PhD Defence: Ona Akemu
In his dissertation ‘Corporate Responses to Social Issues: Essays in Social Entrepreneurship and Corporate Social Responsibility’ ERIM’s Ona Akemu advances scholarship in entrepreneurship, corporate social responsibility (CSR) and organisational ethnography
Ona defended his dissertation in the Senate Hall at Erasmus University Rotterdam on Friday, 17 February 2017 at 09:30. His supervisor was Prof. Gail Whiteman and his co-supervisor was Dr Steve Kennedy. Other members of the Doctoral Committee were Dr. Kenneth Amaeshi (University of Edinburgh), Prof. Joep Cornelissen (RSM), Prof. Nelson Phillips (Imperial College London), and Dr. Patrick Reinmoeller (RSM).
About Ona Akemu
Akpeki Onajomo ‘Ona’ Akemu (Lagos, 1975) received an MBA from London Business School and an M.Sc. in Engineering from Imperial College, London. He joined the Rotterdam School of Management (RSM) as a doctoral candidate in 2011 where his research was funded by ERIM. His research focuses on understanding how business organisations are implicated in the creation and erosion of value for proximate stakeholders, such as employees and shareholders, and for the broader societies in which the organisations are ensconced. In his doctoral dissertation, he examines the emergence of a technology/social venture founded to address a social problem and the implementation of corporate social practices by an established multinational enterprise (MNE). One of the three articles in the dissertation has published in the Journal of Management Studies while another article is under review at top organisational methodology journal. He has presented his research at various conferences including the Academy of Management Conference (Boston, 2012; Anaheim, 2016), EGOS (Rotterdam, 2014) and Process Organization Studies (Kos, 2015). He has also served as a reviewer for Journal of Business Ethics, Business Ethics Quarterly and Small Business Economics. He was awarded first prize (with Professor Gail Whiteman) in the social entrepreneurship category of the 2015 oikos teaching case competition.
Prior to his doctoral studies, Ona held positions as a technologist and technology consultant in two multinational companies in The Netherlands, United Kingdom and in Siberia, Russia. In addition to conducting social science research, Ona enjoys discovering Italian cuisine and watching his two daughters grow.
Thesis Abstract
The dissertation advances scholarship in entrepreneurship, corporate social responsibility (CSR) and organisational ethnography. In the first study, based on a 15-month study of Amsterdam-based venture, Fairphone. I argue that effectual entrepreneurial agency is co-constituted by distributed agency, the proactive conferral of material resources and legitimacy to an eventual entrepreneur by actors external to the new venture. In the context of social movement activism, an effectual network pre-committed resources to an inchoate social enterprise to produce a material artifact because it embodied the moral values of network members. I theorise the role of artifacts in effectuation theory, suggesting that a material artifact served as a boundary object, present in multiple social words and triggering commitment from actors not governed by hierarchical arrangements.
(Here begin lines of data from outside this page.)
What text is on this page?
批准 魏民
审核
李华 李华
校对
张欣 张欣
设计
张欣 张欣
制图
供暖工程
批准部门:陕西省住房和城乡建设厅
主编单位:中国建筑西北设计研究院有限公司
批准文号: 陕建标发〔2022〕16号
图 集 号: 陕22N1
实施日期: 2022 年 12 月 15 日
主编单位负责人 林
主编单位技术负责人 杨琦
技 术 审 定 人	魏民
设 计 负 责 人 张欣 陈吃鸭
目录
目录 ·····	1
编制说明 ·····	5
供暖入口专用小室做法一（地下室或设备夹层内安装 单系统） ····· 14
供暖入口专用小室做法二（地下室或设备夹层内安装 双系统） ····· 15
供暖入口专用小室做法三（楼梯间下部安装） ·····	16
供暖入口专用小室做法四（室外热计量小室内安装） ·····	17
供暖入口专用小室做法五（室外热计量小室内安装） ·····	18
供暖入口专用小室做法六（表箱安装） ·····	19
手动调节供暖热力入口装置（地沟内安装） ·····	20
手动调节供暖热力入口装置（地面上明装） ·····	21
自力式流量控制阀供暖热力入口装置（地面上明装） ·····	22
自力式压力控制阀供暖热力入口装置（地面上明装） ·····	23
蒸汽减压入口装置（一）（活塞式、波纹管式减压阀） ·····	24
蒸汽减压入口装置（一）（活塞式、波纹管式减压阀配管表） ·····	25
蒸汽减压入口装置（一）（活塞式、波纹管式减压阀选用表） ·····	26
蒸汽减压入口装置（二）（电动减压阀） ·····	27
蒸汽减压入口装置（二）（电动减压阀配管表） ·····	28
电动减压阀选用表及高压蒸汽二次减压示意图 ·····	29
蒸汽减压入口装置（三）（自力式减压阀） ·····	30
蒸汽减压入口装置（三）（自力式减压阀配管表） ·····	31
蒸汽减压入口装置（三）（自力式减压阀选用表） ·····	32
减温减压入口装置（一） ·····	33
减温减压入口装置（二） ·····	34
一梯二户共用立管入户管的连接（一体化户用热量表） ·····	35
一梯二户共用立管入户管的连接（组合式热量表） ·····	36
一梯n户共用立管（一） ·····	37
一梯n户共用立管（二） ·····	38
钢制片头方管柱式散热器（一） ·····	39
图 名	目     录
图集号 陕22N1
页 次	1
In the second study, I investigate the implementation and public justification of corporate social actions (CSA) by an MNE. I show how a CSR programme that is developed in one country to acquiesce to local institutional demands is discursively justified by another subunit of the MNE to constituents removed from the site of those practices. I suggest that the paradox approach to legitimacy management by social action—an approach that has been theorised but not empirically examined—may not lead to inherent conflict as assumed in the literature if the MNE’s cost of acquiescence in one domain is low and institutional pressure in another weak.
In the third study, I investigate how organisational ethnographers may employ self-documenting practices in modern organisations to produce compelling accounts of organisational life. I argue that modern organisations produce voluminous amounts of documentary records and digital data that organisational researchers can exploit to increase the validity of ethnographic studies and produce compelling portraits of modern organisational life. Using Fairphone as a case, I suggest that by analysing digital and physical informant interactions, organisational ethnographers can expand the notion of the ethnographic field, which has historically being conceived as a bounded, physical space to include the virtual spaces comprising social worlds that characterise modern organisational life.